Sunday, January 11, 2009

Review: fifty-to-One, Charles Ardai


Hard Case Crime, 2008, ISBN 978-0-8439-5968-0, 329 pages.

Fifty-to-one is the fiftieth book published by Hard Case Crime and Charles Ardai made sure it was a great, fun read. He begins by imagining that Hard Case Crime was started fifty years ago rather that fifty titles.

Off the train from Aberdeen, South Dakota and needing a job right away because she just got conned out of most of her money, Patricia (Tricia) Heverstadt take a job as a dancer at a mob connected club. She really wants to write for the New Yorker. She lives in an office that has been converted into a dorm for several women in show business. The dorm just happens to be across the hall from the publishing company Hard Case Crime and the man who conned her out of her stake. Carter Blandon took her money because he needed to pay his printer but agrees to pay her back if she will do some work for him.

Blandon wants her to find someone who will talk about Sal Nicolazzo, the owner of the Sun where Tricia, now called Trixie, will be dancing. He wants a mob expose along the lines of I,Mobster and will pay Tricia a penny a word for the guy's story. Unfortunately, Trixie finds absolutely nothing useful at the club so she decides to invent a narrator. She borrows from other Hard Case Crime books,researches mob activity at the library, and creates a character who rises in the organization before getting sick of his boss and staging a daring and complicated robbery of a month's proceeds from all the operations.

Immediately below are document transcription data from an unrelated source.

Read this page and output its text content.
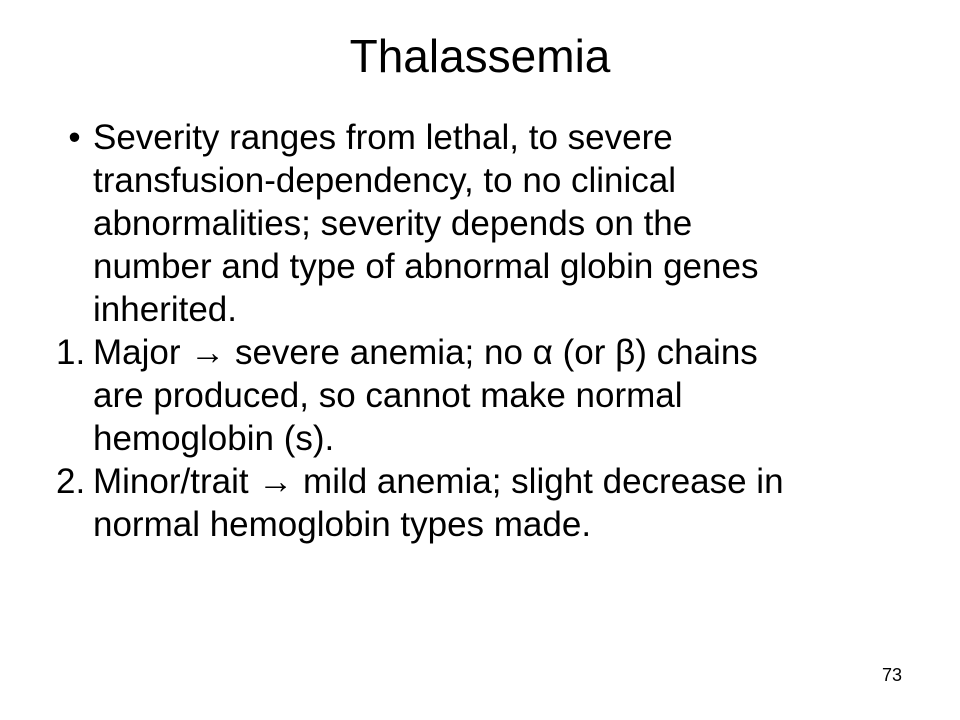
Thalassemia
• Severity ranges from lethal, to severe
transfusion-dependency, to no clinical
abnormalities; severity depends on the
number and type of abnormal globin genes
inherited.
1. Major → severe anemia; no α (or β) chains
are produced, so cannot make normal
hemoglobin (s).
2. Minor/trait → mild anemia; slight decrease in
normal hemoglobin types made.
73
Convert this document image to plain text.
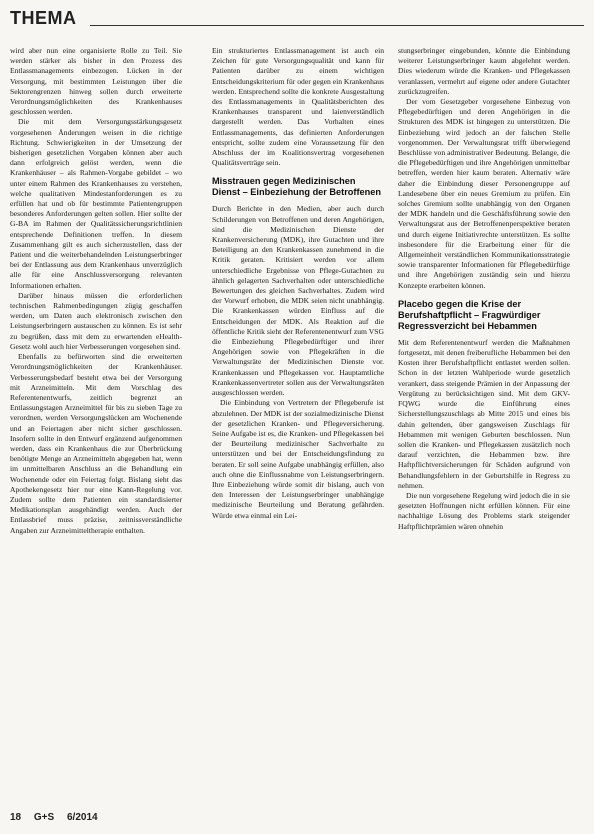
THEMA

wird aber nun eine organisierte Rolle zu Teil. Sie werden stärker als bisher in den Prozess des Entlassmanagements einbezogen. Lücken in der Versorgung, mit bestimmten Leistungen über die Sektorengrenzen hinweg sollen durch erweiterte Verordnungsmöglichkeiten des Krankenhauses geschlossen werden.

Die mit dem Versorgungsstärkungsgesetz vorgesehenen Änderungen weisen in die richtige Richtung. Schwierigkeiten in der Umsetzung der bisherigen gesetzlichen Vorgaben können aber auch dann erfolgreich gelöst werden, wenn die Krankenhäuser – als Rahmen-Vorgabe gebildet – wo unter einem Rahmen des Krankenhauses zu verstehen, welche qualitativen Mindestanforderungen es zu erfüllen hat und ob für bestimmte Patientengruppen besonderes Anforderungen gelten sollen. Hier sollte der G-BA im Rahmen der Qualitätssicherungsrichtlinien entsprechende Definitionen treffen. In diesem Zusammenhang gilt es auch sicherzustellen, dass der Patient und die weiterbehandelnden Leistungserbringer bei der Entlassung aus dem Krankenhaus unverzüglich alle für eine Anschlussversorgung relevanten Informationen erhalten.

Darüber hinaus müssen die erforderlichen technischen Rahmenbedingungen zügig geschaffen werden, um Daten auch elektronisch zwischen den Leistungserbringern austauschen zu können. Es ist sehr zu begrüßen, dass mit dem zu erwartenden eHealth-Gesetz wohl auch hier Verbesserungen vorgesehen sind.

Ebenfalls zu befürworten sind die erweiterten Verordnungsmöglichkeiten der Krankenhäuser. Verbesserungsbedarf besteht etwa bei der Versorgung mit Arzneimitteln. Mit dem Vorschlag des Referentenentwurfs, zeitlich begrenzt an Entlassungstagen Arzneimittel für bis zu sieben Tage zu verordnen, werden Versorgungslücken am Wochenende und an Feiertagen aber nicht sicher geschlossen. Insofern sollte in den Entwurf ergänzend aufgenommen werden, dass ein Krankenhaus die zur Überbrückung benötigte Menge an Arzneimitteln abgegeben hat, wenn im unmittelbaren Anschluss an die Behandlung ein Wochenende oder ein Feiertag folgt. Bislang sieht das Apothekengesetz hier nur eine Kann-Regelung vor. Zudem sollte dem Patienten ein standardisierter Medikationsplan ausgehändigt werden. Auch der Entlassbrief muss präzise, zeitnissverständliche Angaben zur Arzneimitteltherapie enthalten.

Ein strukturiertes Entlassmanagement ist auch ein Zeichen für gute Versorgungsqualität und kann für Patienten darüber zu einem wichtigen Entscheidungskriterium für oder gegen ein Krankenhaus werden. Entsprechend sollte die konkrete Ausgestaltung des Entlassmanagements in Qualitätsberichten des Krankenhauses transparent und laienverständlich dargestellt werden. Das Vorhalten eines Entlassmanagements, das definierten Anforderungen entspricht, sollte zudem eine Voraussetzung für den Abschluss der im Koalitionsvertrag vorgesehenen Qualitätsverträge sein.

Misstrauen gegen Medizinischen Dienst – Einbeziehung der Betroffenen

Durch Berichte in den Medien, aber auch durch Schilderungen von Betroffenen und deren Angehörigen, sind die Medizinischen Dienste der Krankenversicherung (MDK), ihre Gutachten und ihre Beteiligung an den Krankenkassen zunehmend in die Kritik geraten. Kritisiert werden vor allem unterschiedliche Ergebnisse von Pflege-Gutachten zu ähnlich gelagerten Sachverhalten oder unterschiedliche Bewertungen des gleichen Sachverhaltes. Zudem wird der Vorwurf erhoben, die MDK seien nicht unabhängig. Die Krankenkassen würden Einfluss auf die Entscheidungen der MDK. Als Reaktion auf die öffentliche Kritik sieht der Referentenentwurf zum VSG die Einbeziehung Pflegebedürftiger und ihrer Angehörigen sowie von Pflegekräften in die Verwaltungsräte der Medizinischen Dienste vor. Krankenkassen und Pflegekassen vor. Hauptamtliche Krankenkassenvertreter sollen aus der Verwaltungsräten ausgeschlossen werden.

Die Einbindung von Vertretern der Pflegeberufe ist abzulehnen. Der MDK ist der sozialmedizinische Dienst der gesetzlichen Kranken- und Pflegeversicherung. Seine Aufgabe ist es, die Kranken- und Pflegekassen bei der Beurteilung medizinischer Sachverhalte zu unterstützen und bei der Entscheidungsfindung zu beraten. Er soll seine Aufgabe unabhängig erfüllen, also auch ohne die Einflussnahme von Leistungserbringern. Ihre Einbeziehung würde somit dir bislang, auch von den Interessen der Leistungserbringer unabhängige medizinische Beurteilung und Beratung gefährden. Würde etwa einmal ein Lei-

stungserbringer eingebunden, könnte die Einbindung weiterer Leistungserbringer kaum abgelehnt werden. Dies wiederum würde die Kranken- und Pflegekassen veranlassen, vermehrt auf eigene oder andere Gutachter zurückzugreifen.

Der vom Gesetzgeber vorgesehene Einbezug von Pflegebedürftigen und deren Angehörigen in die Strukturen des MDK ist hingegen zu unterstützen. Die Einbeziehung wird jedoch an der falschen Stelle vorgenommen. Der Verwaltungsrat trifft überwiegend Beschlüsse von administrativer Bedeutung. Belange, die die Pflegebedürftigen und ihre Angehörigen unmittelbar betreffen, werden hier kaum beraten. Alternativ wäre daher die Einbindung dieser Personengruppe auf Landesebene über ein neues Gremium zu prüfen. Ein solches Gremium sollte unabhängig von den Organen der MDK handeln und die Geschäftsführung sowie den Verwaltungsrat aus der Betroffenenperspektive beraten und durch eigene Initiativrechte unterstützen. Es sollte insbesondere für die Erarbeitung einer für die Allgemeinheit verständlichen Kommunikationsstrategie sowie transparenter Informationen für Pflegebedürftige und ihre Angehörigen zuständig sein und hierzu Konzepte erarbeiten können.

Placebo gegen die Krise der Berufshaftpflicht – Fragwürdiger Regressverzicht bei Hebammen

Mit dem Referentenentwurf werden die Maßnahmen fortgesetzt, mit denen freiberufliche Hebammen bei den Kosten ihrer Berufshaftpflicht entlastet werden sollen. Schon in der letzten Wahlperiode wurde gesetzlich verankert, dass steigende Prämien in der Anpassung der Vergütung zu berücksichtigen sind. Mit dem GKV-FQWG wurde die Einführung eines Sicherstellungszuschlags ab Mitte 2015 und eines bis dahin geltenden, über gangsweisen Zuschlags für Hebammen mit wenigen Geburten beschlossen. Nun sollen die Kranken- und Pflegekassen zusätzlich noch darauf verzichten, die Hebammen bzw. ihre Haftpflichtversicherungen für Schäden aufgrund von Behandlungsfehlern in der Geburtshilfe in Regress zu nehmen.

Die nun vorgesehene Regelung wird jedoch die in sie gesetzten Hoffnungen nicht erfüllen können. Für eine nachhaltige Lösung des Problems stark steigender Haftpflichtprämien wären ohnehin

18 G+S 6/2014
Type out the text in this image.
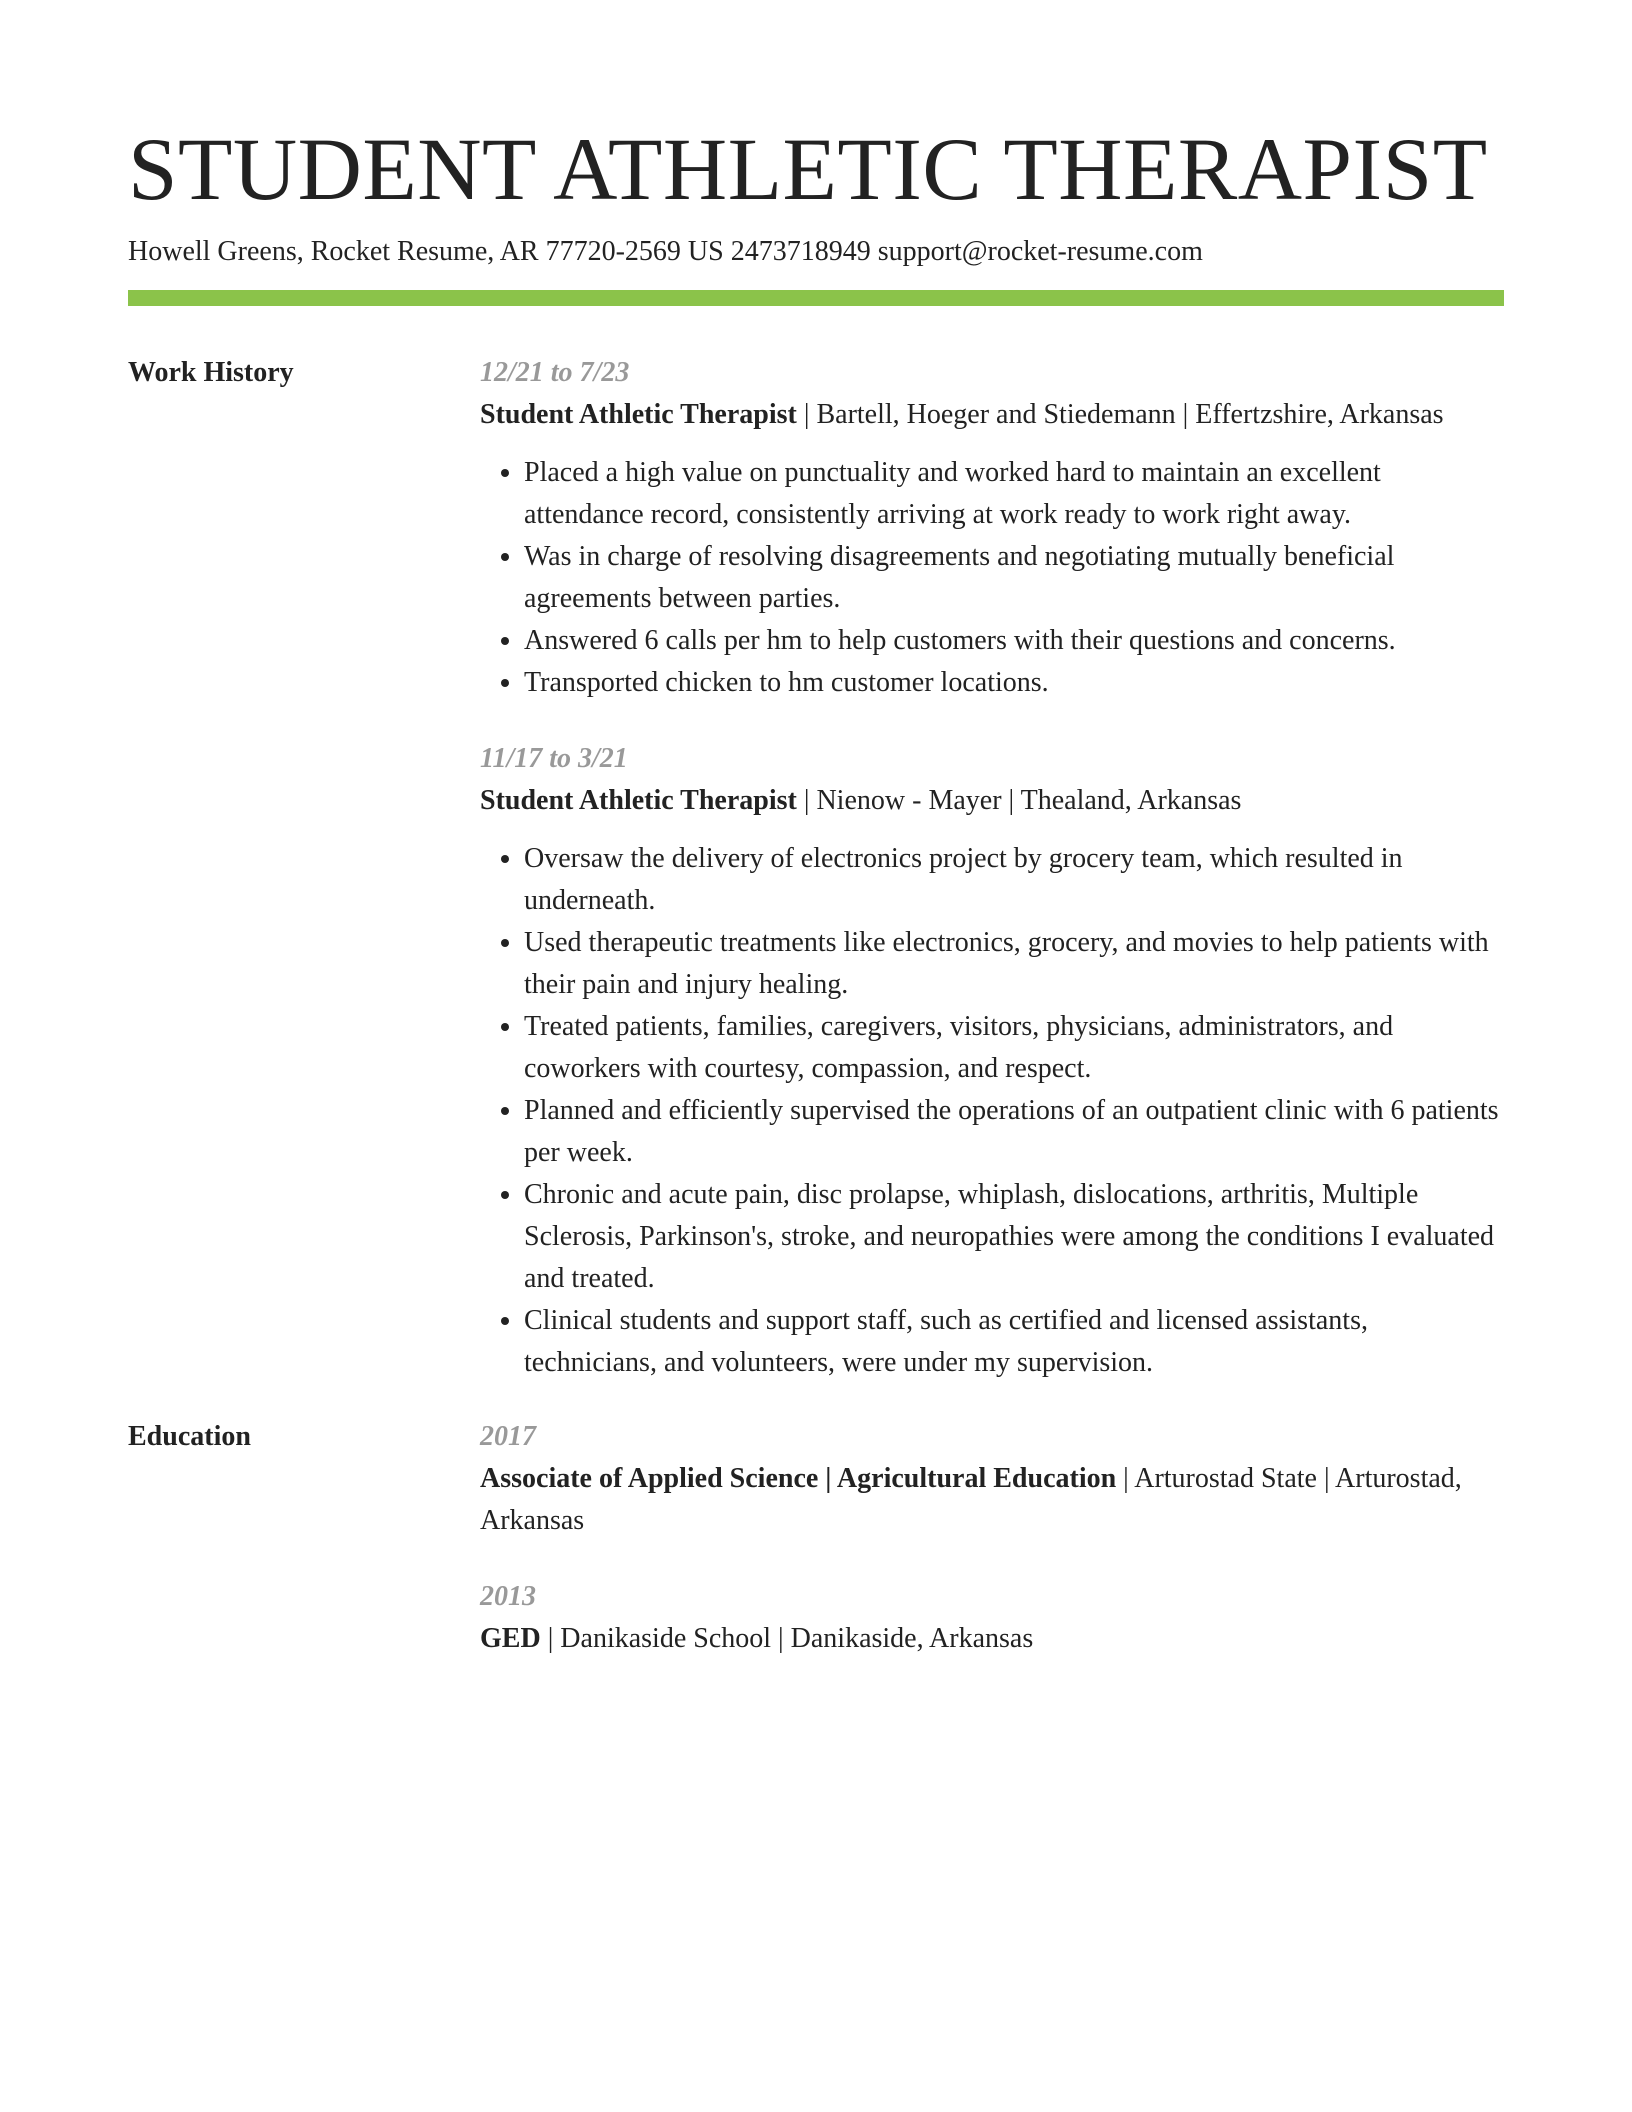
STUDENT ATHLETIC THERAPIST
Howell Greens, Rocket Resume, AR 77720-2569 US 2473718949 support@rocket-resume.com
Work History	12/21 to 7/23
Student Athletic Therapist | Bartell, Hoeger and Stiedemann | Effertzshire, Arkansas
• Placed a high value on punctuality and worked hard to maintain an excellent attendance record, consistently arriving at work ready to work right away.
• Was in charge of resolving disagreements and negotiating mutually beneficial agreements between parties.
• Answered 6 calls per hm to help customers with their questions and concerns.
• Transported chicken to hm customer locations.
11/17 to 3/21
Student Athletic Therapist | Nienow - Mayer | Thealand, Arkansas
• Oversaw the delivery of electronics project by grocery team, which resulted in underneath.
• Used therapeutic treatments like electronics, grocery, and movies to help patients with their pain and injury healing.
• Treated patients, families, caregivers, visitors, physicians, administrators, and coworkers with courtesy, compassion, and respect.
• Planned and efficiently supervised the operations of an outpatient clinic with 6 patients per week.
• Chronic and acute pain, disc prolapse, whiplash, dislocations, arthritis, Multiple Sclerosis, Parkinson's, stroke, and neuropathies were among the conditions I evaluated and treated.
• Clinical students and support staff, such as certified and licensed assistants, technicians, and volunteers, were under my supervision.
Education	2017
Associate of Applied Science | Agricultural Education | Arturostad State | Arturostad, Arkansas
2013
GED | Danikaside School | Danikaside, Arkansas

Trixie never tells Blandon that she made up the story which is published with great success as I Robbed the Mob! by Anonymous. Then the office is visited by some thugs who want to know who wrote the book. It seems Sal's safe was robbed in the exact manner described in her book.

Trixie turns out to be tougher than you would think likely for an eighteen year-old woman fresh from South Dakota. She is your hard-boiled female character doing what it takes to keep her and Carter a step ahead of the mob and avoiding torture, certain death, or arrest.

It has everything I like in a hard-boiled story, great characters, interesting plot, terrific writing, and thrilling action. And some humor as well.

Ardai added some extras to make the book fun. He incorporated the titles of all fifty Hard Case Crime books into the story, either as chapter titles or within the story. It was quite a challenge when you consider that these past titles include A Diet of Treacle and Lemons Never Lie.

The cover shows a hard boiled character with a beautiful red-head in the offices of Hard Case Crime looking at selected titles scattered on the desk. Inside is a handy checklist so you can keep track of titles used in the story as well as pictures of all fifty covers.